In Great American Insurance Company v. ACE American Insurance Company, the United States District Court for the Northern District of Texas recently considered coverage for a claim involving the discharge of rock fines (a waste material generated during the crushing process) into a river.[ii]  It was alleged that the insured’s dispersal of the rock fines caused physical damage to the stream and stream bed.  The insurer declined to defend, citing an absolute pollution exclusion.  The exclusion barred coverage for liability “arising out of or in any way related to … discharge, dispersal, seepage, migration, or release or escape of ‘pollutants,’ however caused.”  “Pollutant” was defined as “any solid … irritant or contaminant …” and included “materials which are intended to be or have been recycled reconditioned or reclaimed.” 

The court determined that rock fines were pollutants.  It acknowledged that the rock fines were wanted or useful, but noted that this did not change their nature as pollutants.  They were still irritants or contaminants when discharged and dispersed where they did not belong.  The court stated:  “The word ‘pollution’ is not a term of art.  Rather, substances can constitute pollutants regardless of their ordinary usefulness.” 

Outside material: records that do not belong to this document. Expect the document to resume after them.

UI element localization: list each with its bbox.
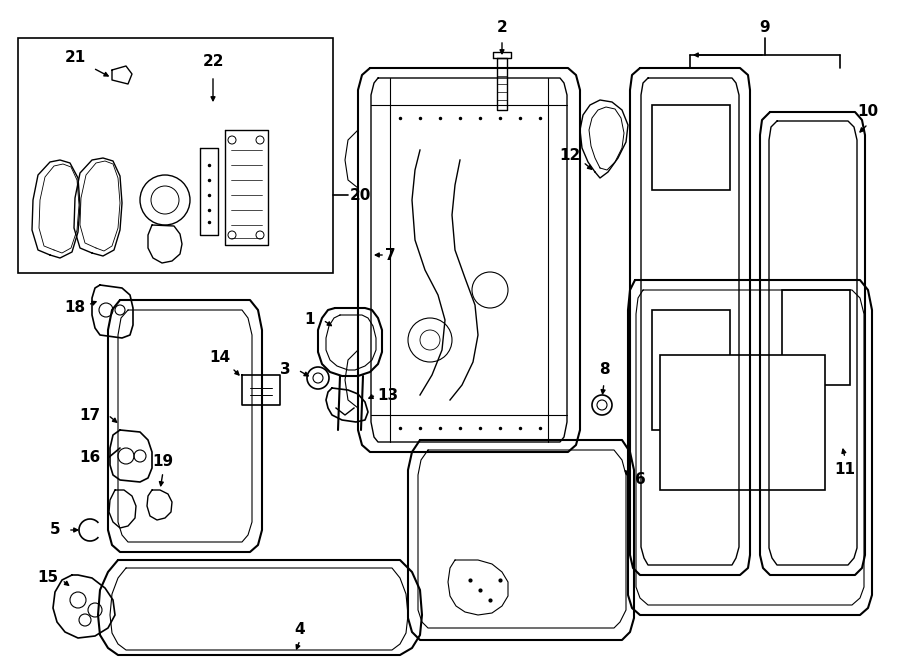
Text: 19: 19 — [152, 455, 174, 469]
Text: 4: 4 — [294, 623, 305, 637]
Text: 17: 17 — [79, 407, 101, 422]
Text: 3: 3 — [280, 362, 291, 377]
Text: 22: 22 — [202, 54, 224, 69]
Text: 7: 7 — [384, 247, 395, 262]
Text: 20: 20 — [349, 188, 371, 202]
Text: 5: 5 — [50, 522, 60, 537]
Text: 6: 6 — [634, 473, 645, 488]
Text: 14: 14 — [210, 350, 230, 366]
Text: 15: 15 — [38, 570, 58, 586]
Text: 1: 1 — [305, 313, 315, 327]
Text: 13: 13 — [377, 387, 399, 403]
Bar — [18, 38, 333, 273]
Text: 10: 10 — [858, 104, 878, 120]
Bar — [652, 105, 730, 190]
Text: 21: 21 — [65, 50, 86, 65]
Text: 8: 8 — [598, 362, 609, 377]
Text: 9: 9 — [760, 20, 770, 36]
Text: 16: 16 — [79, 451, 101, 465]
Bar — [782, 290, 850, 385]
Text: 12: 12 — [560, 147, 580, 163]
Text: 11: 11 — [834, 463, 856, 477]
Bar — [660, 355, 825, 490]
Text: 18: 18 — [65, 301, 86, 315]
Text: 2: 2 — [497, 20, 508, 36]
Bar — [652, 310, 730, 430]
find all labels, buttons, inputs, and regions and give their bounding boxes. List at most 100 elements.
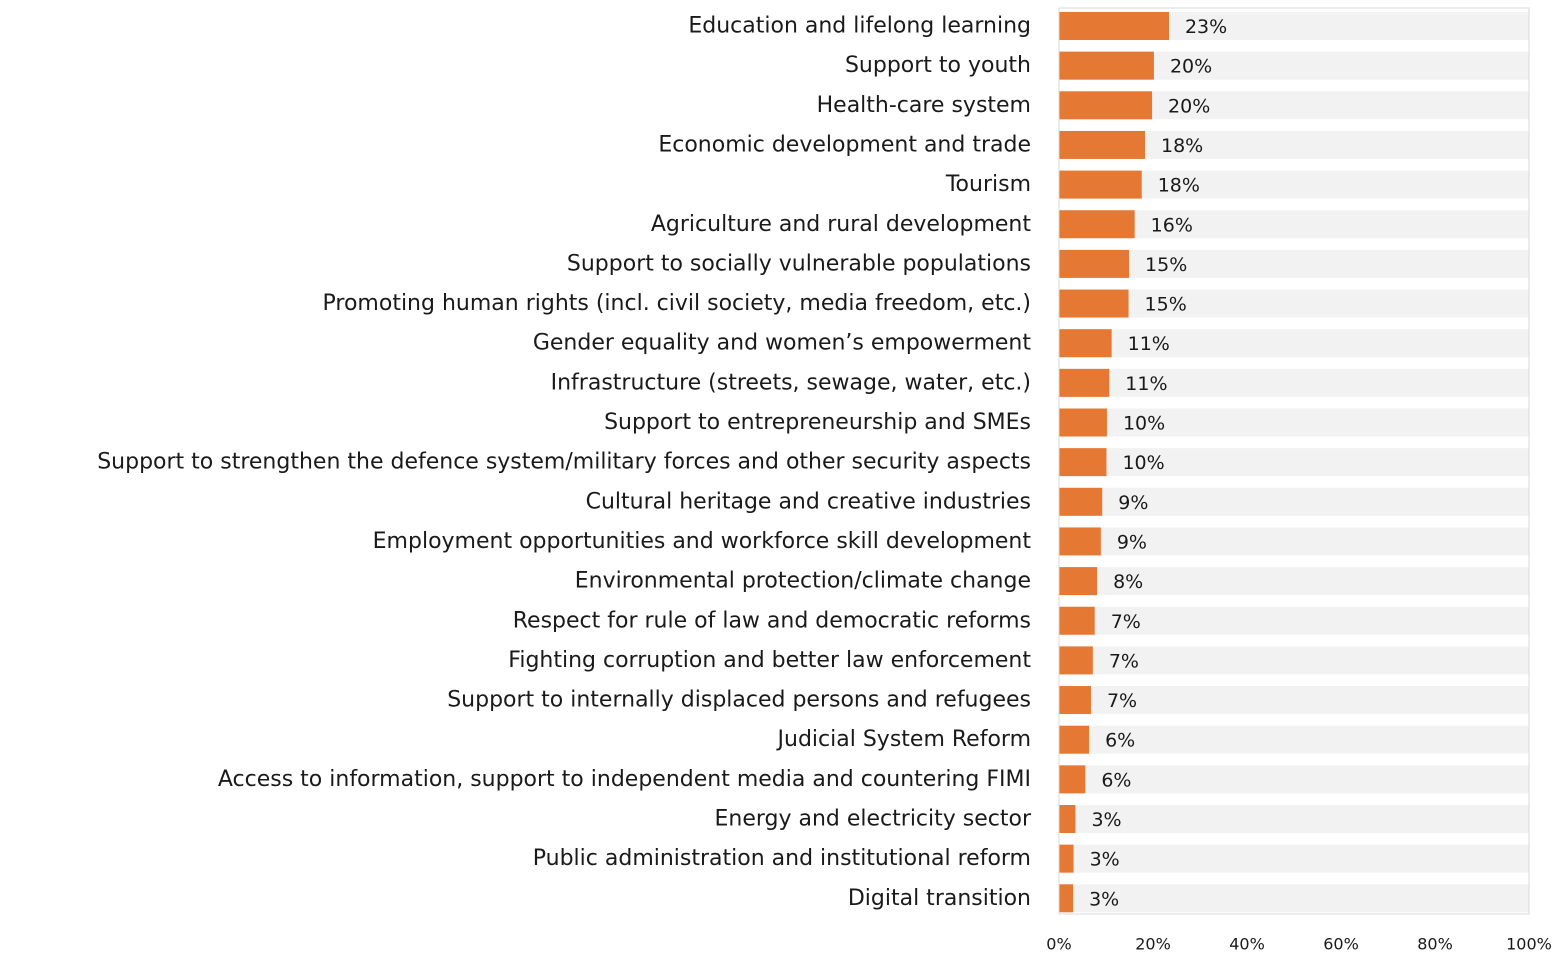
data-label: 23% — [1185, 16, 1227, 38]
bar — [1059, 606, 1095, 635]
bar — [1059, 249, 1130, 278]
data-label: 7% — [1111, 611, 1141, 633]
data-label: 11% — [1125, 373, 1167, 395]
bar-track — [1059, 884, 1529, 913]
x-tick-label: 100% — [1506, 935, 1552, 954]
category-label: Energy and electricity sector — [714, 807, 1031, 832]
data-label: 6% — [1101, 769, 1131, 791]
bar — [1059, 130, 1146, 159]
bar — [1059, 408, 1107, 437]
bar-track — [1059, 249, 1529, 278]
bar-track — [1059, 448, 1529, 477]
category-label: Support to socially vulnerable populatio… — [567, 251, 1031, 276]
data-label: 6% — [1105, 730, 1135, 752]
x-tick-label: 60% — [1323, 935, 1359, 954]
bar-track — [1059, 844, 1529, 873]
bar — [1059, 289, 1129, 318]
data-label: 9% — [1118, 492, 1148, 514]
category-label: Access to information, support to indepe… — [218, 767, 1031, 792]
bars — [1059, 12, 1169, 913]
data-label: 10% — [1122, 452, 1164, 474]
category-label: Promoting human rights (incl. civil soci… — [323, 291, 1031, 316]
bar — [1059, 725, 1090, 754]
category-label: Gender equality and women’s empowerment — [533, 331, 1032, 356]
bar — [1059, 567, 1098, 596]
category-label: Environmental protection/climate change — [575, 569, 1031, 594]
data-label: 10% — [1123, 413, 1165, 435]
bar-track — [1059, 567, 1529, 596]
bar — [1059, 51, 1154, 80]
data-label: 8% — [1113, 571, 1143, 593]
bar — [1059, 527, 1101, 556]
category-label: Cultural heritage and creative industrie… — [586, 489, 1031, 514]
bar-track — [1059, 765, 1529, 794]
data-label: 9% — [1117, 531, 1147, 553]
bar — [1059, 91, 1153, 120]
category-label: Public administration and institutional … — [533, 846, 1031, 871]
bar — [1059, 646, 1093, 675]
bar — [1059, 686, 1091, 715]
x-tick-label: 80% — [1417, 935, 1453, 954]
bar — [1059, 210, 1135, 239]
category-label: Economic development and trade — [658, 132, 1031, 157]
x-axis-ticks: 0% 20% 40% 60% 80% 100% — [1046, 935, 1552, 954]
bar — [1059, 844, 1074, 873]
bar-track — [1059, 805, 1529, 833]
category-label: Support to internally displaced persons … — [447, 688, 1031, 713]
data-label: 7% — [1109, 650, 1139, 672]
data-label: 3% — [1090, 849, 1120, 871]
bar-track — [1059, 329, 1529, 358]
category-label: Education and lifelong learning — [688, 14, 1031, 39]
bar — [1059, 368, 1110, 397]
category-label: Infrastructure (streets, sewage, water, … — [551, 370, 1031, 395]
category-label: Support to strengthen the defence system… — [97, 450, 1031, 475]
data-label: 3% — [1089, 888, 1119, 910]
bar-track — [1059, 606, 1529, 635]
data-label: 11% — [1128, 333, 1170, 355]
data-label: 15% — [1145, 294, 1187, 316]
bar-track — [1059, 210, 1529, 239]
x-tick-label: 20% — [1135, 935, 1171, 954]
data-label: 18% — [1158, 175, 1200, 197]
bar-track — [1059, 527, 1529, 556]
category-label: Tourism — [945, 172, 1031, 197]
category-label: Digital transition — [848, 886, 1031, 911]
value-labels: 23% 20% 20% 18% 18% 16% 15% 15% 11% 11% 10% 10% 9% 9%… — [1089, 16, 1227, 910]
bar — [1059, 329, 1112, 358]
category-label: Health-care system — [817, 93, 1031, 118]
data-label: 20% — [1168, 95, 1210, 117]
x-tick-label: 40% — [1229, 935, 1265, 954]
bar — [1059, 448, 1107, 477]
category-labels: Education and lifelong learning Support t… — [97, 14, 1032, 911]
bar-track — [1059, 408, 1529, 437]
bar-track — [1059, 686, 1529, 715]
data-label: 20% — [1170, 56, 1212, 78]
data-label: 7% — [1107, 690, 1137, 712]
category-label: Support to youth — [845, 53, 1031, 78]
x-tick-label: 0% — [1046, 935, 1071, 954]
category-label: Respect for rule of law and democratic r… — [513, 608, 1031, 633]
category-label: Employment opportunities and workforce s… — [373, 529, 1032, 554]
bar-track — [1059, 368, 1529, 397]
bar — [1059, 487, 1103, 516]
bar — [1059, 765, 1086, 794]
plot-border — [1058, 7, 1530, 915]
data-label: 15% — [1145, 254, 1187, 276]
data-label: 16% — [1151, 214, 1193, 236]
data-label: 3% — [1091, 809, 1121, 831]
bar-track — [1059, 725, 1529, 754]
bar — [1059, 884, 1074, 913]
category-label: Fighting corruption and better law enfor… — [508, 648, 1031, 673]
category-label: Agriculture and rural development — [651, 212, 1031, 237]
category-label: Support to entrepreneurship and SMEs — [604, 410, 1031, 435]
plot-frame — [1058, 7, 1530, 915]
bar — [1059, 12, 1169, 40]
bar-track — [1059, 289, 1529, 318]
bar — [1059, 170, 1142, 199]
bar — [1059, 805, 1076, 833]
data-label: 18% — [1161, 135, 1203, 157]
category-label: Judicial System Reform — [776, 727, 1031, 752]
bar-track — [1059, 487, 1529, 516]
bar-track — [1059, 646, 1529, 675]
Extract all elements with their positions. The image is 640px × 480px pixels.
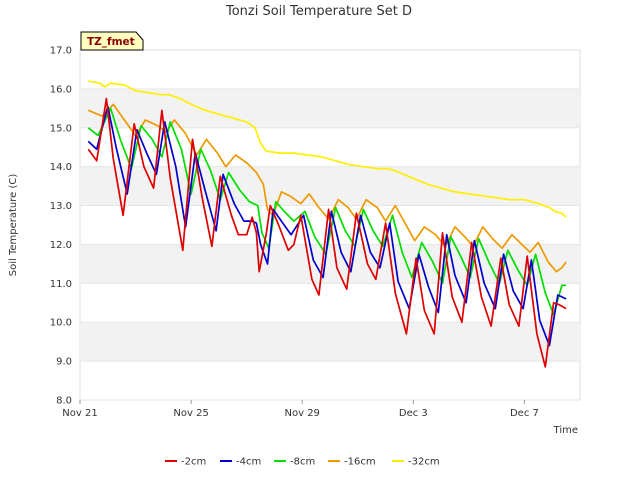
legend-label: -4cm [236, 457, 261, 468]
y-tick-label: 11.0 [50, 279, 72, 290]
x-tick-label: Nov 25 [173, 408, 208, 419]
y-tick-label: 9.0 [56, 357, 72, 368]
y-tick-label: 16.0 [50, 84, 72, 95]
x-tick-label: Dec 3 [399, 408, 428, 419]
y-tick-label: 14.0 [50, 162, 72, 173]
y-tick-label: 15.0 [50, 123, 72, 134]
legend-label: -2cm [181, 457, 206, 468]
x-tick-label: Dec 7 [510, 408, 539, 419]
x-axis-ticks: Nov 21 Nov 25 Nov 29 Dec 3 Dec 7 [62, 400, 539, 419]
badge-label: TZ_fmet [87, 36, 135, 48]
y-tick-label: 17.0 [50, 46, 72, 57]
legend-label: -16cm [344, 457, 376, 468]
y-tick-label: 12.0 [50, 240, 72, 251]
chart-title: Tonzi Soil Temperature Set D [225, 4, 412, 19]
series-line-neg4cm [87, 105, 567, 347]
y-tick-label: 10.0 [50, 318, 72, 329]
grid-bands [80, 88, 580, 401]
grid-band [80, 166, 580, 206]
x-tick-label: Nov 21 [62, 408, 97, 419]
series-line-neg8cm [87, 107, 567, 316]
legend-label: -8cm [290, 457, 315, 468]
series-lines [87, 80, 567, 368]
x-tick-label: Nov 29 [285, 408, 320, 419]
legend-label: -32cm [408, 457, 440, 468]
y-axis-label: Soil Temperature (C) [8, 174, 19, 277]
series-line-neg32cm [88, 80, 567, 218]
y-axis-ticks: 8.0 9.0 10.0 11.0 12.0 13.0 14.0 15.0 16.0 17.0 [50, 46, 72, 407]
badge-box [80, 31, 144, 51]
site-badge: TZ_fmet [80, 31, 144, 51]
series-line-neg16cm [87, 103, 567, 273]
series-line-neg2cm [87, 97, 567, 368]
x-axis-label: Time [553, 425, 578, 436]
y-tick-label: 13.0 [50, 201, 72, 212]
grid-band [80, 88, 580, 128]
legend: -2cm -4cm -8cm -16cm -32cm [165, 457, 440, 468]
y-tick-label: 8.0 [56, 396, 72, 407]
grid-band [80, 322, 580, 362]
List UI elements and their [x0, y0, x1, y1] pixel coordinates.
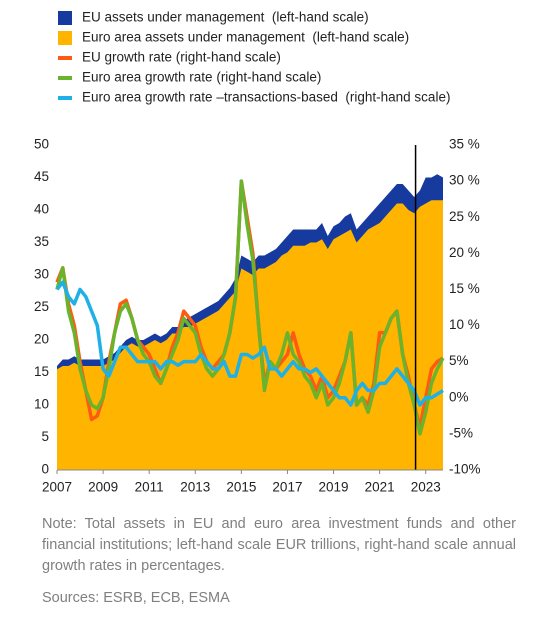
y2-tick-label: 35 % [449, 137, 480, 152]
y-tick-label: 20 [34, 332, 49, 347]
x-tick-label: 2017 [272, 480, 302, 495]
legend-swatch [58, 31, 72, 45]
y2-tick-label: -10% [449, 462, 481, 477]
legend-label: EU growth rate (right-hand scale) [82, 50, 281, 65]
y2-tick-label: 25 % [449, 209, 480, 224]
sources: Sources: ESRB, ECB, ESMA [42, 590, 230, 606]
legend-swatch [58, 11, 72, 25]
x-tick-label: 2009 [88, 480, 118, 495]
x-tick-label: 2013 [180, 480, 210, 495]
x-tick-label: 2007 [42, 480, 72, 495]
x-tick-label: 2019 [319, 480, 349, 495]
y2-tick-label: 0% [449, 389, 469, 404]
x-tick-label: 2015 [226, 480, 256, 495]
legend-label: Euro area growth rate (right-hand scale) [82, 70, 321, 85]
x-tick-label: 2011 [135, 480, 164, 495]
x-tick-label: 2023 [411, 480, 441, 495]
y-tick-label: 5 [41, 429, 49, 444]
y2-tick-label: 5% [449, 353, 469, 368]
legend-label: Euro area growth rate –transactions-base… [82, 90, 450, 105]
y-tick-label: 50 [34, 137, 49, 152]
y-tick-label: 35 [34, 234, 49, 249]
line [55, 280, 444, 407]
y2-tick-label: 20 % [449, 245, 480, 260]
line [55, 179, 445, 436]
y-tick-label: 45 [34, 169, 49, 184]
y-tick-label: 25 [34, 299, 49, 314]
y2-tick-label: 30 % [449, 173, 480, 188]
y2-tick-label: 10 % [449, 317, 480, 332]
y-tick-label: 10 [34, 397, 49, 412]
legend-label: Euro area assets under management (left-… [82, 30, 409, 45]
chart: EU assets under management (left-hand sc… [34, 10, 481, 495]
y-tick-label: 0 [41, 462, 49, 477]
y-tick-label: 30 [34, 267, 49, 282]
x-tick-label: 2021 [365, 480, 395, 495]
y-tick-label: 40 [34, 202, 49, 217]
note: Note: Total assets in EU and euro area i… [42, 516, 516, 574]
legend-label: EU assets under management (left-hand sc… [82, 10, 369, 25]
area [57, 200, 443, 470]
y2-tick-label: -5% [449, 425, 473, 440]
y2-tick-label: 15 % [449, 281, 480, 296]
y-tick-label: 15 [34, 364, 49, 379]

Great American is consistent with other Texas cases in which courts have held that a variety of substances can be pollutants based on policy language.  Among others, these substances include asbestos,[iii] mothballs and mothball fumes,[iv] smoke and odor eliminator fogger,[v] and toluene fumes.[vi]  If innocuous substances with ordinary usefulness become “pollutants” when discharged where they do not belong, it stands to reason that injury caused by the proverbial “spilled milk” could be excluded. 

 


[i] CG 00 01 04 13, exclusion f. 

[ii] No. 4:18-CV-114-A, 2018 WL 3370620 (N.D. Tex., July 10, 2018).

[iii] See, e.g., Longhorn Gasket & Supply Co. v. U.S. Fire Ins. Co., 698 Fed. Appx. 774 (5th Cir. 2017) (determining, in relevant part, that asbestos was an “irritants, contaminants, and pollutants”)

[iv] United Fire & Cas. Co. v. Condeb, L.P., 2016 WL 1085230 (E.D. Tex. Feb. 22, 2016).

[v] Zainotz v. Trinity Univ. Ins. Co., 87 S.W.3d 565, 573 (Tex. App.—San Antonio 2002, pet. denied).

[vi] Hamm v. Allstate Ins. Co., 286 F. Supp.2d 790, 794 (N.D. Tex. 2003).